Most big data datasets are observational data collected from the real world. Hence, there is no control group. Therefore, most of the time all you can only show and it is very hard to prove causality.

There are two reactions to this problem.

First, “Big data guys do not understand what they are doing. It is stupid to try to draw conclusions without randomized experiment”.

I find this view lazy.

Obviously, there are lots of interesting knowledge in observational data. If we can find a way to use them, that will let us use these techniques in many more applications. We need to figure out a way to use it and stop complaining. If current statistics does not know how to do it, we need to find a way.

Second is “forget causality! correlation is enough”.

I find this view blind.

Playing ostrich does not make the problem go away. This kind of crude generalizations make people do stupid things and can limit the adoption of Big Data technologies.

We need to find the middle ground!

When do we need Causality?

The answer depends on what are we going to do with the data. For example, if we are going to just recommend a product based on the data, chances are that correlation is enough. However, if we are taking a life changing decision or make a major policy decision, we might need causality.

Let us investigate both types of cases.

Correlation is enough when stakes are low, or we can later verify our decision. Following are few examples.
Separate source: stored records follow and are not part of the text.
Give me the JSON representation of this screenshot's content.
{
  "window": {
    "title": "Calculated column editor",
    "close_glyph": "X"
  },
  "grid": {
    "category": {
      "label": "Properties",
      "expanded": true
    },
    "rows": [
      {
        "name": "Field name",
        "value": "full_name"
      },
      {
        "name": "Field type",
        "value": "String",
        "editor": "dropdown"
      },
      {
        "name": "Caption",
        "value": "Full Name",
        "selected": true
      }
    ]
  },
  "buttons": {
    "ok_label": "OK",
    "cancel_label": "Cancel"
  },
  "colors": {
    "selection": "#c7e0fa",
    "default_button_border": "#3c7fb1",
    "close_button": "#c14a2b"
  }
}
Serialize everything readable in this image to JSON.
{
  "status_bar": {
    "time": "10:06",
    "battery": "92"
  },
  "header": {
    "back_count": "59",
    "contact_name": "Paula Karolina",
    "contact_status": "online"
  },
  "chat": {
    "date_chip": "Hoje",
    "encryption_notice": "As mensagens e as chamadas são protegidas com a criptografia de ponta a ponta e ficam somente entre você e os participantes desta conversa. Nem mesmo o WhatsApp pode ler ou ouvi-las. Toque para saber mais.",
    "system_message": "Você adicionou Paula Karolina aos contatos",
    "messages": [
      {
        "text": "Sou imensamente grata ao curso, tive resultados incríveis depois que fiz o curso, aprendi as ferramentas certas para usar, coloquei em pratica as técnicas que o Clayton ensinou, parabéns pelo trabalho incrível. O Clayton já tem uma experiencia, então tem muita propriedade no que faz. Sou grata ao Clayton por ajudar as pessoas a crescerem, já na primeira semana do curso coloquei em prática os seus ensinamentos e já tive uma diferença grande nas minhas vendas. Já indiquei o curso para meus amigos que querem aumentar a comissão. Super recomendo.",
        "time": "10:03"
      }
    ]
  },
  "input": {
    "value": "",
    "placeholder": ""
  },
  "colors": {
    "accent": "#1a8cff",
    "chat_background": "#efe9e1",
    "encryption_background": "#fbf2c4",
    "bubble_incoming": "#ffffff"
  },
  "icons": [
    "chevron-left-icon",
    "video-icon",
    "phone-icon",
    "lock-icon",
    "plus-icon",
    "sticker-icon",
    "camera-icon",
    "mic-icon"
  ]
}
  1. When stakes are low ( e.g. marketing, recommendations)?—?when showing an advertisement or recommending a product to buy, one has more freedom to make an error.
  2. As a starting point for an investigation?—?correlation is never enough to prove someone is guilty, however, it can show us useful places to start digging.
  3. Sometimes, it is hard to know what things are connected, but easy verify the quality given a choice. For example, if you are trying to match candidates to a job or decide good dating pairs, correlation might be enough. In both these cases, given a pair, there are good way to verify the fit.
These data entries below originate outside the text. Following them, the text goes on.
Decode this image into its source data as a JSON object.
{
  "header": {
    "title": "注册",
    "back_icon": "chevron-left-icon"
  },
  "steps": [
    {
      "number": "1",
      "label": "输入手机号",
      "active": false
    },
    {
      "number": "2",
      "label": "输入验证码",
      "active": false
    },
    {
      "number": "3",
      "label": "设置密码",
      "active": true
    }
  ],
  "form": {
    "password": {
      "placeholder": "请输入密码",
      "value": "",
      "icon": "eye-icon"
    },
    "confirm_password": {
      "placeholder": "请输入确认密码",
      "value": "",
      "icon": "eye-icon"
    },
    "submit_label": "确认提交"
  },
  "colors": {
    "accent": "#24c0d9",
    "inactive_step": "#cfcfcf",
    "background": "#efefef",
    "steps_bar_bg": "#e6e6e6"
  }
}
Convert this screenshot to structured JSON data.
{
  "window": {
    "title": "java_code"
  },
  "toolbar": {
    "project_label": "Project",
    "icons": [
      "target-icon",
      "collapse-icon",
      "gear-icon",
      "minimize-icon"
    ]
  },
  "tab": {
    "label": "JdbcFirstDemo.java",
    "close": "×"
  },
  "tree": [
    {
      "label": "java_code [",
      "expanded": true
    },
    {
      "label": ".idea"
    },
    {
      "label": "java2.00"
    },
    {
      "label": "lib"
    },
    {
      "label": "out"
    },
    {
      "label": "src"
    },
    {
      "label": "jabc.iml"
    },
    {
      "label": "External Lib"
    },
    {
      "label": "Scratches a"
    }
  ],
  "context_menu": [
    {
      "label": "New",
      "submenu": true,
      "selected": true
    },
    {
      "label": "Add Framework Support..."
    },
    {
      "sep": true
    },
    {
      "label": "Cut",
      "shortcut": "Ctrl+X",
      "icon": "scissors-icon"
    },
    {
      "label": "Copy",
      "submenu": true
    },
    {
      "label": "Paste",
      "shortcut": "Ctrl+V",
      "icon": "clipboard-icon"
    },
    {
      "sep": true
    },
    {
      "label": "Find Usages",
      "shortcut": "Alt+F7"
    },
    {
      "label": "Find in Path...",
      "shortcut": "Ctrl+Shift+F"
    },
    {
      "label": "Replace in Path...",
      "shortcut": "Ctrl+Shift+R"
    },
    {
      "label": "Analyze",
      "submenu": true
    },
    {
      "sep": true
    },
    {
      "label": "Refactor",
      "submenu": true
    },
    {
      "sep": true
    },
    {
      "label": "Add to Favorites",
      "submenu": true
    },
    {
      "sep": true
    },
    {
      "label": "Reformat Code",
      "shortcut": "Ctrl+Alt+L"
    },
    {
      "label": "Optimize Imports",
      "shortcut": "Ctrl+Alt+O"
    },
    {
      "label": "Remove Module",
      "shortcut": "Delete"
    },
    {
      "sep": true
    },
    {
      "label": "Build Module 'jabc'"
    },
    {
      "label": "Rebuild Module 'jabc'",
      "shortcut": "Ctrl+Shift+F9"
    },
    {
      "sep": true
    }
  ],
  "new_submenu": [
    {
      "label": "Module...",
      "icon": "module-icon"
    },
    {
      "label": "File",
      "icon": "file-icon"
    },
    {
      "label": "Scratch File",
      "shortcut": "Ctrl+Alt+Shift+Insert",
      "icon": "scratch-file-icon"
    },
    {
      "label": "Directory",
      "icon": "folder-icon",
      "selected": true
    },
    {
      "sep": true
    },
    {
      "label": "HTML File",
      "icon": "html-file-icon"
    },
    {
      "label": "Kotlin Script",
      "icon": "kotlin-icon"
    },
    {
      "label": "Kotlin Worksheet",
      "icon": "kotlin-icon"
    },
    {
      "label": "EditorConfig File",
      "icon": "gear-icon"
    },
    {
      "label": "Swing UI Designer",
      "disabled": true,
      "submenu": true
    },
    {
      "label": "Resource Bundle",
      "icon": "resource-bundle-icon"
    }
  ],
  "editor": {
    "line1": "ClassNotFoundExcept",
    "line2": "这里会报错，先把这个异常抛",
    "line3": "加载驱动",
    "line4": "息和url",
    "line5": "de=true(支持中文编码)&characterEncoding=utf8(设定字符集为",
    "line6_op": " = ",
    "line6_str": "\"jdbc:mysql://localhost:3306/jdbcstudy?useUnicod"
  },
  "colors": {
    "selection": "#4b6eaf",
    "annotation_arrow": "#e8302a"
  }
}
There are other cases where causality is crucial. Following are few examples.

  1. Find a cause for disease
  2. Policy decisions ( would 15$ minimum wage be better? would free health care is better?)
  3. When stakes are too high ( Shutting down a company, passing a verdict in court, sending a book to each kid in the state)
  4. When we are acting on the decision ( firing an employee)

Even, in these cases, correlation might be useful to find good experiments that you want to run. You can find factors that are correlated, and design the experiments to test causality, which will reduce the number of experiments you need to do. In the book example, state could have run a experiment by selecting a population and sending the book to half of them and looking at the outcome.

Some cases, you can build your system to inherently run experiments that let you measure causality. Google is famous for A/B testing every small thing, down to the placement of a button and shade of color. When they roll out a new feature, they select a population and roll out the feature for only part of the population and compare the two.

So in any of the cases, correlation is pretty useful. However, the key is to make sure that the decision makers understand the difference when they act on the results.

Closing Remarks

Causality can be a pretty hard thing to prove. Since most big data is observational data, often we can only show the correlation, but not causality. If we mixed up the two, we can end up doing stupid things.

Most important thing is having a clear understanding at the point when we act on the decisions. Sometime, when stakes are low, correlation might be enough. On some other cases, it is best to run a experiment to verify our claims. Finally, some systems might warrant building experiments into system itself, letting you draw strong causality results. Choose wisely!